Travelling Man's Blog


Review: Umbral Issues 1 and 2 by Travelling Man

Written by Antony Johnson

Art by Christopher Mitten

Colours by John Rauch

Letters by Thomas Mauer

Published by Image

Issues 1 and 2 available now!

£2.20 each

 

Rascal is a thief. She’s small, agile, cheerfully ruthless and in massively over her head. Rascal’s best friend is Prince Arthir, and, together the pair explore the palace. Rascal, of course, has an ulterior motive but events soon overtake her. The eclipse, always a cause for ceremony, is coming but this time, something is coming with it. The Umbral are rising, the Umbral are already here and the Umbral want what Rascal has.

I’m at the point now where I’m all set to give up my ‘I don’t really like fantasy’ claims and just admit that a bunch of my favourite stories occupy that genre. Novels like The Copper Promise by Jennifer Williams and Banished by Liz De Jager are amongst the best books on the way in 2014 and Umbral is already one of the best comics on the market. It’s also absolutely high fantasy, with thieves, kings, conspiracies and absolutely none of the comforting story beats you’d expect from those tropes. This is a book that’s red in tooth and claw from the get go and utterly gripping from the very first page.

Johnston’s script balances big ideas with moments of real, character-driven humour and horror.

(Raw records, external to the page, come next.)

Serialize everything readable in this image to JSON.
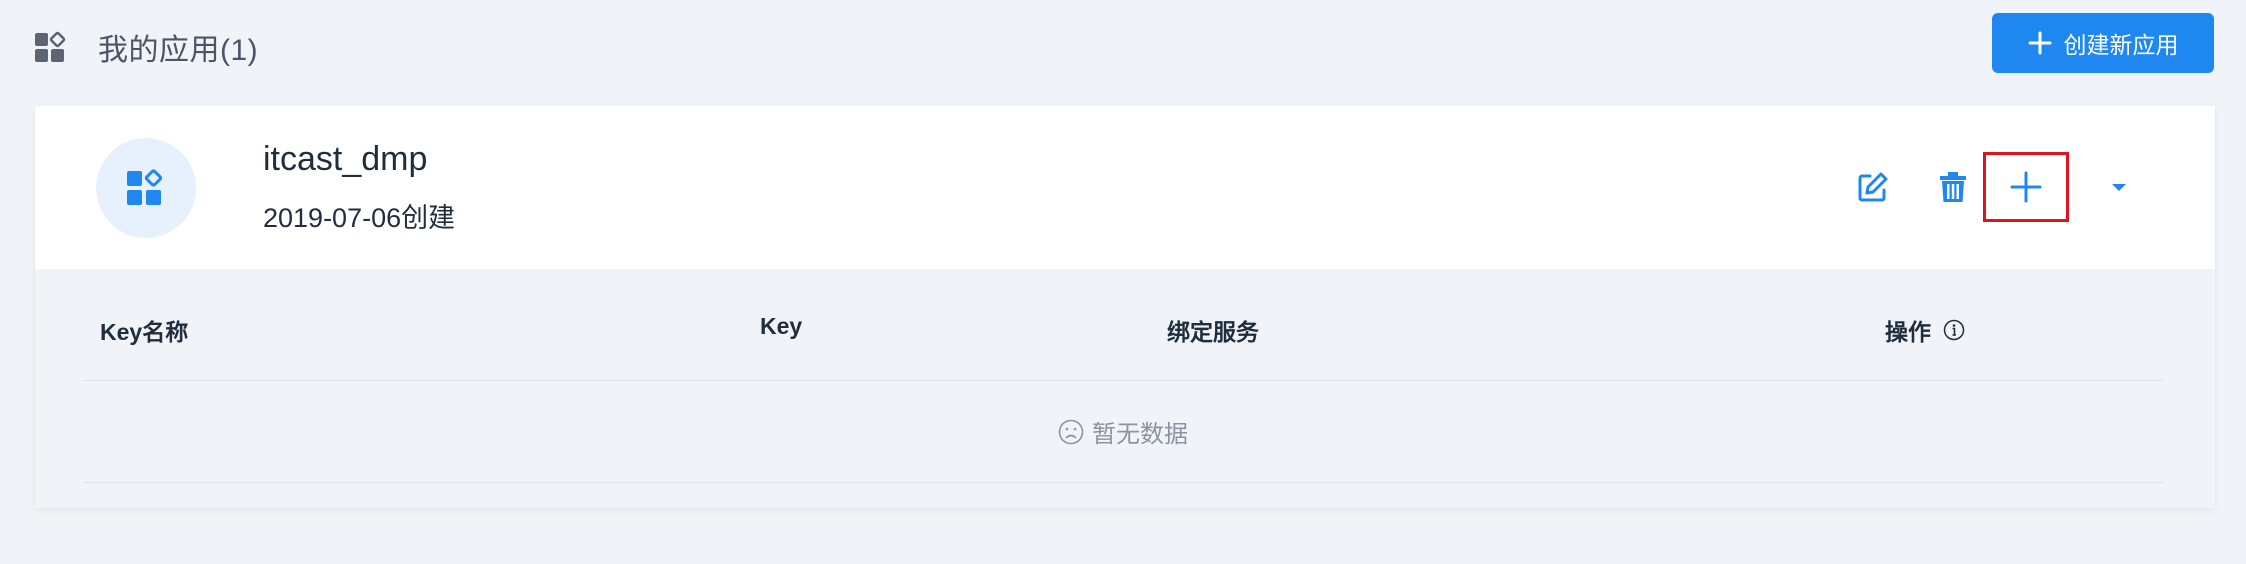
{
  "header": {
    "title": "我的应用(1)",
    "create_button_label": "创建新应用"
  },
  "app": {
    "name": "itcast_dmp",
    "created": "2019-07-06创建"
  },
  "table": {
    "columns": [
      "Key名称",
      "Key",
      "绑定服务",
      "操作"
    ],
    "empty_text": "暂无数据"
  },
  "icons": {
    "header": "apps-icon",
    "avatar": "apps-icon",
    "edit": "edit-icon",
    "delete": "trash-icon",
    "add": "plus-icon",
    "more": "caret-down-icon",
    "info": "info-icon",
    "empty": "frown-icon"
  },
  "colors": {
    "accent": "#1e88f0",
    "highlight_box": "#e0141e",
    "background": "#f0f3f7"
  }
}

Rascal is immense fun and the double act that develops in issue 2 with Dalone, a mysterious ‘hobo’ gives Johnston plenty of chance to stretch his comedy muscles. That grounds the book in a way a lot of stereotypical high fantasy never manages. It’s brought into land by the constant threat, and occasional horror, that stalks Rascal and the book alike. People die quickly and very, very badly here and no one is safe. That, coupled with the glorious, abstract nightmare of the Umbral makes for a read packed with more tension than a lot of the other books out there. Even better, Johnston manages to fold some distinctive world building in without it ever seeming expository.

Mitten’s work is nothing less than stunning throughout. The characters are all expressive, realistic and distinctive and the environments are a gorgeous combination of medieval, Renassiance and early industrial. It’s the Umbral that will stay with you though, nightmarish abstractions of black shapes and endless teeth. In turn, Rauch’s colours bathe the whole book in deep, rich twilight tones that further emphasize just how bad things are getting. Finally, Mauer’s lettering captures each speech pattern with ease and, in issue 2, gives us a fascinating look at what magic reads, and sounds, like in this world.

 

Two issues in, Umbral is yet another of Image’s year of remarkable new titles. It’s bloody and funny, often at the same time and feels like the confident opening chapters of an epic. Get comfortable, because this is one story you’re going to want to follow all the way to the end.